An outbreak of measles, which is highly contagious, is only possible because some parents are irresponsibly electing not to have their children vaccinated. Some may have wrongly thought the vaccine can cause autism. Such misconceptions ought not to be reinforced by people running for the nation's highest elected office. Instead, these men and women should to be encouraging public health efforts to get the vaccine to as many children as possible.


Not everyone is so anti-government that they believe endangering the health of others is a parent's God-given right. Baltimore's Ben Carson, a former pediatric neurosurgeon but also a staunch critic of government mandates (and most particularly the Affordable Care Act), released a statement saying people should not be allowed to refuse safe immunizations. The nation, he writes, "should not allow those diseases to return by foregoing safe immunization programs, for philosophical, religious, or other reasons when we have the means to eradicate them."

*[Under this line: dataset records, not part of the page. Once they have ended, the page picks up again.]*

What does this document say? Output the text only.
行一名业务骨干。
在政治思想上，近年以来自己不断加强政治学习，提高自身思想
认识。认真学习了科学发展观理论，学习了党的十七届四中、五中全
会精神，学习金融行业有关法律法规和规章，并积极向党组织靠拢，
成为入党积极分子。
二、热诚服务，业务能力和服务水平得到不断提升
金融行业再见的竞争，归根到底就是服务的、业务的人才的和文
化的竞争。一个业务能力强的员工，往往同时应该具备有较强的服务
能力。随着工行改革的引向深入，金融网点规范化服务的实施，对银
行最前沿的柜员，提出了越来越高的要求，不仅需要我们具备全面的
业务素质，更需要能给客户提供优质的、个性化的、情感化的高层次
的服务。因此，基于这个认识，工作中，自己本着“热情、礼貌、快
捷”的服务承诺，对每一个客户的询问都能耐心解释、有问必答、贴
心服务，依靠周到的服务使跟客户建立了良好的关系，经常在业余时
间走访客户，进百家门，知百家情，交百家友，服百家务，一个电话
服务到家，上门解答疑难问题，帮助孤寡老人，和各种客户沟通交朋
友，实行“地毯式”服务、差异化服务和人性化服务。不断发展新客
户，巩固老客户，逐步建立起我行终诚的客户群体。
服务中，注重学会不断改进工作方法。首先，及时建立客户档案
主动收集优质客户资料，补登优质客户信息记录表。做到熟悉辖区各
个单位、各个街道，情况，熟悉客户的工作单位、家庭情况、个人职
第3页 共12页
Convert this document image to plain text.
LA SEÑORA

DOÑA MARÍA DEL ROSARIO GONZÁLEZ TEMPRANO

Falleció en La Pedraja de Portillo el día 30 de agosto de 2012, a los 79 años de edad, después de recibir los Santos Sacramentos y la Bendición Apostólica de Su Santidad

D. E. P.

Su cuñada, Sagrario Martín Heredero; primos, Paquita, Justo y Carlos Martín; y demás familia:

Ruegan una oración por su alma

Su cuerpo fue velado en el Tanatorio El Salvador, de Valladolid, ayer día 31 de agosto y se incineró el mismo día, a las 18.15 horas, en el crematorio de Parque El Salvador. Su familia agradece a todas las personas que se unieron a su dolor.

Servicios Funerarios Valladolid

Parents like to think they have sole authority over matters pertaining to their children, but that's not really true. In the U.S., we don't permit reckless, endangering behavior. Just as it is illegal to drive faster than the speed limit, it is also against the law to abuse or neglect your children — or your neighbor's children. It is one thing to fail to get proper medical care for your kids, it is quite another to actively fight against the broader public good.

Outbreaks like the measles are just waiting to happen under the right conditions if enough people fail to get necessary immunizations. And the consequences can be devastating. In a touching 1988 letter that's been widely shared on the Internet this week, children's author Roald Dahl, the man who wrote such classics as "Charlie and the Chocolate Factory" and "James and the Giant Peach," wrote of the death of his 7-year-old daughter Olivia to measles encephalitis in the early 1960s before the measles-mumps-rubella vaccine was available.

"There was nothing the doctors could do to save her," he recalled.

Even today, there is no medicine that kills the measles virus. Only symptoms can be treated; it's up to a body's immune system to battle against the cause. That why our best protection against measles remains the MMR vaccine — but the effectiveness of that approach is compromised when people refuse its protection.

This ought not be a partisan issue, but a matter of science. Disbelieving in the benefits of vaccines has sometimes infected both sides of the political spectrum, but for some reason, it's the conservative candidates for president who can't seem to get over it — just as they refuse to acknowledge man-made climate change even as carbon dioxide in the atmosphere hits record levels, glaciers melt and sea levels rise.

We have the means to wipe out measles, and it's shameful that some ill-informed people are actively working against that goal. Still, what's really outrageous is when this kind of anti-social behavior is encouraged or even countenanced by people who should know better but see political advantage in playing to anti-government fears.